Story 1 : The Poet from Unknowntown by Aleksandra Čvorović

The first story I read was ‘The Poet from Unknowntown‘ by Aleksandra Čvorović. Aleksandra Čvorović is a Bosnian writer who writes mostly poetry and stories for children. This one is a story for children. There is a poet in a small town who composes poems spontaneously and sets them to music and sings them. The people of the town love him. One day the poet sees a doll that the town toymaker has made and falls in love with it. He wants the doll to come to life. But to do this you need magic. And if you invoke magic, there is a price to pay. What happens after that forms the rest of the story. The last passage from the story is very beautiful and it goes like this –

“This is a story about the curse of beauty, and about transient, magic moments of love. I dedicate it to the people who give themselves up in order to grasp elusive fantasises. Happiness is an enchantress who slips from the hands of those wishing to hold her tightly. She roams about and favours only the free souls, the uninhibited pulses of real artists.”
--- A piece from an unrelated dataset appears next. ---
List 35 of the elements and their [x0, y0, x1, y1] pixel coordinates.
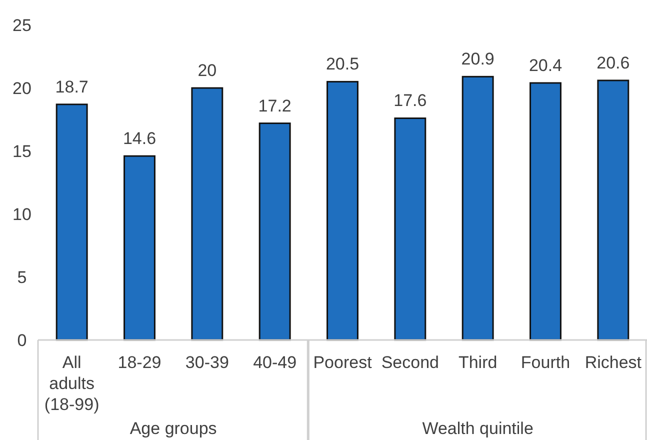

I enjoyed reading this story, and I’d love to read more stories by Aleksandra Čvorović.

Story 2 : When Ivona Wants and Wants by Ljubica Ostojić

The second story I read was ‘When Ivona Wants and Wants‘ by Ljubica Ostojić. Ljubica Ostojić was a Bosnian writer who mostly wrote poems, plays, scripts for dramas and stories for children. This is a children’s story. In this story, the main character Ivona is a charming stubborn girl. The first passage of the story describes her perfectly.

“Ivona knows what she doesn’t want. She doesn’t want to eat spinach, put on the blue dress, wear pigtails, or sleep when she’s not in the mood. She doesn’t want to say “sorry” or “forgive me” when she has done something wrong. No! She’d rather be punished. Ivona’s like that. Which bothers mum, dad, the teacher of the older group in the kindergarten, everyone actually. But, when Ivona wants something? Then, she wants it, wants it, wants it. And the problems begin.”

One day, Ivona wants a dog as a pet. Her parents say ‘No’. From Ivona’s perspective, of course, this is not the end of the story, but the beginning. For her, ‘No’, is the beginning of a negotiation 😊 What Ivona does next forms the rest of the story.

I enjoyed reading Ivona’s story. Ivana is such a charming character and Ljubica Ostojić’s writing is very beautiful to read. From the first passage, the story is charming and grabs the reader’s attention and never lets go. I loved it. I want to read more of Ljubica Ostojić’s stories.

So, these are the first two stories I read in August. What are you reading?